Odyssey 2012 - The Speaker and Language Recognition Workshop
The degradation in performance of a typical speaker verification system in noisy environments can be attributed to the mis-match in the features derived from clean training and noisy test conditions. The mis-match is severe in low-energy regions of the signal where noise dominates the speech signal. A robust feature extraction scheme should focus on the high-energy peaks in the time-frequency region. In this paper, we develop a signal analysis technique which attempts to model these high-energy peaks using two-dimensional (2-D) autoregressive (AR) models. The first AR model of the sub-band Hilbert envelopes is derived using frequency domain linear prediction (FDLP). Then, these all-pole envelopes from each sub-band are converted to short-term energy estimates and the energy values across various sub-bands are used as a sampled power spectral estimate for the second AR model. The output prediction coefficients from the second AR model are converted to cepstral coefficients and are used for speaker recognition.
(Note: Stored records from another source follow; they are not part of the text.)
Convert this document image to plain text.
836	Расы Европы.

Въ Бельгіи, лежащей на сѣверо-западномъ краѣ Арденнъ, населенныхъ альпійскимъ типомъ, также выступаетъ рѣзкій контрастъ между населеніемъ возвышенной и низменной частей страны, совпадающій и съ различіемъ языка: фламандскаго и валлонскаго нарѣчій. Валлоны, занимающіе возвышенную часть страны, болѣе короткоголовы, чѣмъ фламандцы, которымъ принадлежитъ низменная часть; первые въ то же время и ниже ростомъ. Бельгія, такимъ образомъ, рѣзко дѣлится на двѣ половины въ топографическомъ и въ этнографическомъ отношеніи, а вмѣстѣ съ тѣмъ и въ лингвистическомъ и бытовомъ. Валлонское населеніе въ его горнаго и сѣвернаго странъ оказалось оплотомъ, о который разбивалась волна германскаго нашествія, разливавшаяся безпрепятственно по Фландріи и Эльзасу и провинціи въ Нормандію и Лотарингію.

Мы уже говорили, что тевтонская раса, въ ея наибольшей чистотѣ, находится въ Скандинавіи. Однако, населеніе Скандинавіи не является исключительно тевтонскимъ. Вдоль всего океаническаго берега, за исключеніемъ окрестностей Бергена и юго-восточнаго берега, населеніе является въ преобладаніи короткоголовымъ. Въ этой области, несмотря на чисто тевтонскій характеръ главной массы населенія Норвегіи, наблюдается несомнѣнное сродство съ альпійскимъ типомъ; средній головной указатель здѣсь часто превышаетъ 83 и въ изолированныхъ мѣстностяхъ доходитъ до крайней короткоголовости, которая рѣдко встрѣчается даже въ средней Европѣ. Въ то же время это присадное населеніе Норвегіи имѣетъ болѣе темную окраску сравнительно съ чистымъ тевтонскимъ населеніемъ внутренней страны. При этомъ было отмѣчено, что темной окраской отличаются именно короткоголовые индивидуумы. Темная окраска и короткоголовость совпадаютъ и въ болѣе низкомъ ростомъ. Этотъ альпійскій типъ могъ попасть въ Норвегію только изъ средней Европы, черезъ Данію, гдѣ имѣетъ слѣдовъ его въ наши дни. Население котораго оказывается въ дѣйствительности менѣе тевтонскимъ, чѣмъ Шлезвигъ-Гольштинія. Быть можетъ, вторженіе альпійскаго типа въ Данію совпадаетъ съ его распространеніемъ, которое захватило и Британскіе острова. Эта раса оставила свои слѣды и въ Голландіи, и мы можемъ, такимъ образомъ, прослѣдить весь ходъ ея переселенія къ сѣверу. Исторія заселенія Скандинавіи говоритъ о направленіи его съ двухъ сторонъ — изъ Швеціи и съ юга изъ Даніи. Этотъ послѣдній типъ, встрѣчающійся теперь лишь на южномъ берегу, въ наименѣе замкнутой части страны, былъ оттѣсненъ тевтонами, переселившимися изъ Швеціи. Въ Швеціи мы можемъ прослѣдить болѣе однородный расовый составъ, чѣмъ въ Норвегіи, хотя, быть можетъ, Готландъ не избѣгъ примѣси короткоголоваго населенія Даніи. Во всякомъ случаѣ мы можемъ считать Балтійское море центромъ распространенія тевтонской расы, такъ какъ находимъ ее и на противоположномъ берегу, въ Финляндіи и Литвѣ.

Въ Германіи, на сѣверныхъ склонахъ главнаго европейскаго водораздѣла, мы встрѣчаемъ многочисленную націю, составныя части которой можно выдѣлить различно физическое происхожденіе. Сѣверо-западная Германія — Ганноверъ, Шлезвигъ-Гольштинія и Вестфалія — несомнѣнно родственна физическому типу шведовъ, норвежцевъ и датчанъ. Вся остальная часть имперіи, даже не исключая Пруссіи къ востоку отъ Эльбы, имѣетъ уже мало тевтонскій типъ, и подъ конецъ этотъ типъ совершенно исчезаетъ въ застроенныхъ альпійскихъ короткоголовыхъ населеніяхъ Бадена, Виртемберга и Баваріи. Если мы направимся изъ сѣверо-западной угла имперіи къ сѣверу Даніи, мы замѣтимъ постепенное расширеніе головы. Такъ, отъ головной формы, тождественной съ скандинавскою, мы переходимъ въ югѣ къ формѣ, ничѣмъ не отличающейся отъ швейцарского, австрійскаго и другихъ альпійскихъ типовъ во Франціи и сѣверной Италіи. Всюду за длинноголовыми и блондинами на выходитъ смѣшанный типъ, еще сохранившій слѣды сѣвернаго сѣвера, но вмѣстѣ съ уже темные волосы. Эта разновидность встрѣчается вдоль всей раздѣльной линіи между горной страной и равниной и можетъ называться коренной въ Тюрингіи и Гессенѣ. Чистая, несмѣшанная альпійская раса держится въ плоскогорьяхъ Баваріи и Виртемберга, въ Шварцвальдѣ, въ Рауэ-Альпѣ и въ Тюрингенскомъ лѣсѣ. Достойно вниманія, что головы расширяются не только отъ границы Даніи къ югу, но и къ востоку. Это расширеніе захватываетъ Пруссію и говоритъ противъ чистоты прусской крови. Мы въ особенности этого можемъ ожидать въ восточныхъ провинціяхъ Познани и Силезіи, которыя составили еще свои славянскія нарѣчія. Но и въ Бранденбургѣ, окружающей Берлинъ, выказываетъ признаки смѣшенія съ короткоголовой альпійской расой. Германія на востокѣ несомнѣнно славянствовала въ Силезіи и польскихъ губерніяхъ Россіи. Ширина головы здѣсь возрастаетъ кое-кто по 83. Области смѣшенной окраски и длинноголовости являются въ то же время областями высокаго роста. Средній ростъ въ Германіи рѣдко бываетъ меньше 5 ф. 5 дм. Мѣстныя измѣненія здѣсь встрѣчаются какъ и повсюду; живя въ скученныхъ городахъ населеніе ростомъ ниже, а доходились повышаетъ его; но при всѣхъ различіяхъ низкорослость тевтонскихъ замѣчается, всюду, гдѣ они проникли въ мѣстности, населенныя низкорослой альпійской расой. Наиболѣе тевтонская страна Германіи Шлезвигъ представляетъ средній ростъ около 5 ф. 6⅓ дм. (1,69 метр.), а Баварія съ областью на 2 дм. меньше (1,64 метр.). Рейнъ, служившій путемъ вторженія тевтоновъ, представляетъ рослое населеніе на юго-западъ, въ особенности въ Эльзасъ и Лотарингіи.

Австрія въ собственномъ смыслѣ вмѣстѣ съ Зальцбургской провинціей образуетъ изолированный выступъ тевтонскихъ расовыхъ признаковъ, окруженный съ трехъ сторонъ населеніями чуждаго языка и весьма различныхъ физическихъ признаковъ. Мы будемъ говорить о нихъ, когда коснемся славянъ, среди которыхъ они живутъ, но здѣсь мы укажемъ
Experiments are performed using noisy versions of NIST 2010 speaker recognition evaluation (SRE) data with the state-of-art speaker recognition system. In these experiments, the proposed features provide significant improvements compared to baseline MFCC features (relative improvements of 30%). We also experiment on a large dataset of IARPA NIST 2011 speaker recognition challenge, where the 2-D AR model provides noticeable improvements (relative improvements of 15 - 20%).
Bibliographic reference. Ganapathy, Sriram / Thomas, Samuel / Hermansky, Hynek (2012): "Feature extraction using 2-d autoregressive models for speaker recognition", In Odyssey-2012, 229-235.